Banu Pirinçcioğlu
KİŞİSEL DEĞİŞİM
Kitapları okuyorsunuz, fikirlere bayılıyorsunuz, kişisel gelişimi tamamlamış mutlu birey hayalini kurup uykuya dalıyorsunuz. Ama aksiyon alamıyorsunuz.
Filmlerdeki muhteşem aşklara hayransınız, nasıl güzel şeyler söylüyorlar birbirlerine, ne güzel dimdik duruyorlar zorluklara karşı. Izlerken eriyip bitiyorsunuz. Ama gerçekte uygulamaya geçemiyorsunuz.
Çocuk doğurmadan önce kitaplardan kule yapmışsınız. Iyi ebeveynlik nasıl olur, çocuğa ne yapılır ne yapılmaz. Tez yazarsınız, o kadar bilgiye sahipsiniz. Çocuk doğunca bütün bildiklerinizi unutup en yanlış yoldan devam ediyorsunuz.
Neden?
Hayalini kurmak gerçeğini yaşamaktan daha mı tatlı geliyor?
Değişmek neden bu kadar zor? Kendinizi mükemmel sandığınızdan mı yoksa mükemmel olmaktan korkunuzdan mı?
Hayal kurmak gerçeğini yaşamaktan daha mı güzel yoksa?
Sancılıdır değişim. Bir gecede değişemez insan.
Bir kitap okuyup, anlayıp, ben oldum diyemez. Uzun yoldur, çok uzun. Değişimin ilk şartı istemektir.
O kişi olmayı istemekle başlarsınız önce. Olduğunuz kişiden daha iyi biri olmayı istemek. Daha güzel, daha iyi, daha merhametli, daha anlayışlı,daha sabırlı.
Öğrendiklerinizi hayata geçirme safhası keyiflidir. Ama alışkanlıklardan sıyrılıp eskiye veda etmek yorucudur.
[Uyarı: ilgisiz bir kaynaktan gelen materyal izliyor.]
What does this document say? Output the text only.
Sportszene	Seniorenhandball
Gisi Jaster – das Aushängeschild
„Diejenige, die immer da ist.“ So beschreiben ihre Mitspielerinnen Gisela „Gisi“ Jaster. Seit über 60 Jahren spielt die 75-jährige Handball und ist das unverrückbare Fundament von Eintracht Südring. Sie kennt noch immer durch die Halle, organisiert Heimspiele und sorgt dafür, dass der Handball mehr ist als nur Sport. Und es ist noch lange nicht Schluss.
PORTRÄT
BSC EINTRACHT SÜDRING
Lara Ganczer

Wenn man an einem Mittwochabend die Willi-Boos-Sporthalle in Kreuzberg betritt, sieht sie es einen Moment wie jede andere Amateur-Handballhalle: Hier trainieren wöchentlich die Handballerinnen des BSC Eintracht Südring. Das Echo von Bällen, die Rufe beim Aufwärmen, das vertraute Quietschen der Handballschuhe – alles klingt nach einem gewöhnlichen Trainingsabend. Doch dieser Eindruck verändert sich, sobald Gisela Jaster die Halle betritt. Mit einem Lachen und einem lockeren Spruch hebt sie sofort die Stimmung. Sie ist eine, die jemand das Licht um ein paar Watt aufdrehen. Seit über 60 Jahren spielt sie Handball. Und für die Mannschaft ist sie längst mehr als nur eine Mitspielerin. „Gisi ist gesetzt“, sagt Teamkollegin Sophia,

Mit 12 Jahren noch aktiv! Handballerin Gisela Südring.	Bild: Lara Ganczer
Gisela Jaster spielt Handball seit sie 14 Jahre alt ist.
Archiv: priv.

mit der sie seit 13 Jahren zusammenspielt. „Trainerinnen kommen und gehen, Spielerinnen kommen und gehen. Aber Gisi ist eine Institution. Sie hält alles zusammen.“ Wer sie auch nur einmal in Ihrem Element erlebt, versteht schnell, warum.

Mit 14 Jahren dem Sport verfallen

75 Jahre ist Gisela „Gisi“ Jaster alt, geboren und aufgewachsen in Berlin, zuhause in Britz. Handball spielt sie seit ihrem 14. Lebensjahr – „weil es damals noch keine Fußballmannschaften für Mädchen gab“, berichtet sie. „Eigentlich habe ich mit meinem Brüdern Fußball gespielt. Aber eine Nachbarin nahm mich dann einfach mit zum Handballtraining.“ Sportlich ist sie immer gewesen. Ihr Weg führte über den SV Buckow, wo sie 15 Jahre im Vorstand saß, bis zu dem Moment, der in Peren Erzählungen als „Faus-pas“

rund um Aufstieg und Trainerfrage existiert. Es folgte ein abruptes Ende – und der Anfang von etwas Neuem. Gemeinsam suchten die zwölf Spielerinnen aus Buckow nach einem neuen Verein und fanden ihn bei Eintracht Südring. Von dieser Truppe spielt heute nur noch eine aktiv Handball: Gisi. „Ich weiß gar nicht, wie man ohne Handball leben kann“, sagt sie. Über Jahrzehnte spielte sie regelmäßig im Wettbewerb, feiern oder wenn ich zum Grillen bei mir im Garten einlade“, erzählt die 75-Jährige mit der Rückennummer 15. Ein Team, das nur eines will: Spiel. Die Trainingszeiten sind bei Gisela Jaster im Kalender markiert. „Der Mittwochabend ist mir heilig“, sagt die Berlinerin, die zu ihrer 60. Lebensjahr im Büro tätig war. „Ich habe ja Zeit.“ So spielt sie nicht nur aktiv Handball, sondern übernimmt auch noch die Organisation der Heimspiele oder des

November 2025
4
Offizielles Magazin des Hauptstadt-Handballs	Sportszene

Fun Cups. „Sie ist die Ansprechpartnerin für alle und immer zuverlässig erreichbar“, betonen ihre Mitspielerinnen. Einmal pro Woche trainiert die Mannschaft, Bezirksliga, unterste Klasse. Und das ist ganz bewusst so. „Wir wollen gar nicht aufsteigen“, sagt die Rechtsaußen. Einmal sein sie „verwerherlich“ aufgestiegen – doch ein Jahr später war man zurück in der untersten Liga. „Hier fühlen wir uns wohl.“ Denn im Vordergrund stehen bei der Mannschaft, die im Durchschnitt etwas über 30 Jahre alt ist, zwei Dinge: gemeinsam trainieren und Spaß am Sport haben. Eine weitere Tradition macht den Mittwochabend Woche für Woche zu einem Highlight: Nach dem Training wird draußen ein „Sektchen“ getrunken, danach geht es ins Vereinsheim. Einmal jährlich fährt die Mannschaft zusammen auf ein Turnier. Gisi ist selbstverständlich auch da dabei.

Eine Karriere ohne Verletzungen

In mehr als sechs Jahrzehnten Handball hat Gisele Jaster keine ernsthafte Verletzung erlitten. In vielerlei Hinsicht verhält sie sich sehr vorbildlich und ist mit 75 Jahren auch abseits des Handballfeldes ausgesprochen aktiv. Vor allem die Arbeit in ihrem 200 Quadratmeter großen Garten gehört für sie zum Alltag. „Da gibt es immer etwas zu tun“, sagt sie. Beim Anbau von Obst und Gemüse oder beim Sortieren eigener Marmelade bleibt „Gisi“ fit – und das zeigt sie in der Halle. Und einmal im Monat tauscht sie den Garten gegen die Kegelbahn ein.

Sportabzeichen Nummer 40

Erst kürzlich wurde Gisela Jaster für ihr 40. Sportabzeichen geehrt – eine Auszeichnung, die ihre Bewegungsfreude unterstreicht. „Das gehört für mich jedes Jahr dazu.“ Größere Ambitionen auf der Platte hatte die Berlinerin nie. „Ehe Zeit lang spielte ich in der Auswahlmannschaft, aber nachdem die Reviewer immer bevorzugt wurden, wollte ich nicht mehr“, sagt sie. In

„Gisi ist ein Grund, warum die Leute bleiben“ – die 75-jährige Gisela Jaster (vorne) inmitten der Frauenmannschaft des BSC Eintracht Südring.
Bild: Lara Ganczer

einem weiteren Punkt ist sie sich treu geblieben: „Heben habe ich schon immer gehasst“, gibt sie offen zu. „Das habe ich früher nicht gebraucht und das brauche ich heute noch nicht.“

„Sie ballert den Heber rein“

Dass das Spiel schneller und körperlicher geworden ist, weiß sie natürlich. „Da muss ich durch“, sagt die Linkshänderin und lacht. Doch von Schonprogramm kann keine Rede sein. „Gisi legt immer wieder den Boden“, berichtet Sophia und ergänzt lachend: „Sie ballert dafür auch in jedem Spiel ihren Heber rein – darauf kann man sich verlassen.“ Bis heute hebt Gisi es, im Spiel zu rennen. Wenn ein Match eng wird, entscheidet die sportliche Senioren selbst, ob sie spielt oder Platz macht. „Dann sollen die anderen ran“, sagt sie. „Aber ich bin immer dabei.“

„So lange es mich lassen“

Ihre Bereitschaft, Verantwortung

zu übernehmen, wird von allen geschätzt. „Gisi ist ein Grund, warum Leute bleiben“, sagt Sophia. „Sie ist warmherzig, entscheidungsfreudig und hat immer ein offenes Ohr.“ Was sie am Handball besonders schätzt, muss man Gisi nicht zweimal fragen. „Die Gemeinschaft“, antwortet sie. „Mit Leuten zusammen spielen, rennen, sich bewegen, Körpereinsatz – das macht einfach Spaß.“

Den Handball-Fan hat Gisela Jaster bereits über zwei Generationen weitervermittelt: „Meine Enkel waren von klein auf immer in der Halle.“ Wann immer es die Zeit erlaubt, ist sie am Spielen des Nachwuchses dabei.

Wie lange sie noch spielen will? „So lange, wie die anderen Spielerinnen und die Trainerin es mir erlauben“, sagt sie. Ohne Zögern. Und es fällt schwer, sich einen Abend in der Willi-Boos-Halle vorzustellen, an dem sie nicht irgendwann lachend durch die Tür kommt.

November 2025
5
Eski senin hayranı olmasan da vedalaşmak zor gelir.
Yeni sen ile tanışıp yaşamayı öğrenene kadar direnç devam eder. Insanlarla ettiğin kavgayı kendinle etmeye başlarsın. Değişmemek için kendine direnirsin. Kendine bahaneler üretirsin.
Ta ki yeni seni fark edene kadar. Aynada yeni bir yüz görmüşsün gibi kendini ilk fark ettiğinde iyi ki dersin.
Değişimin ilk adımı ne kitaplar ne de tonlarca para akıttığınız eğitimler değildir. Ilk adım istemektir, gerisi koşarak gelir.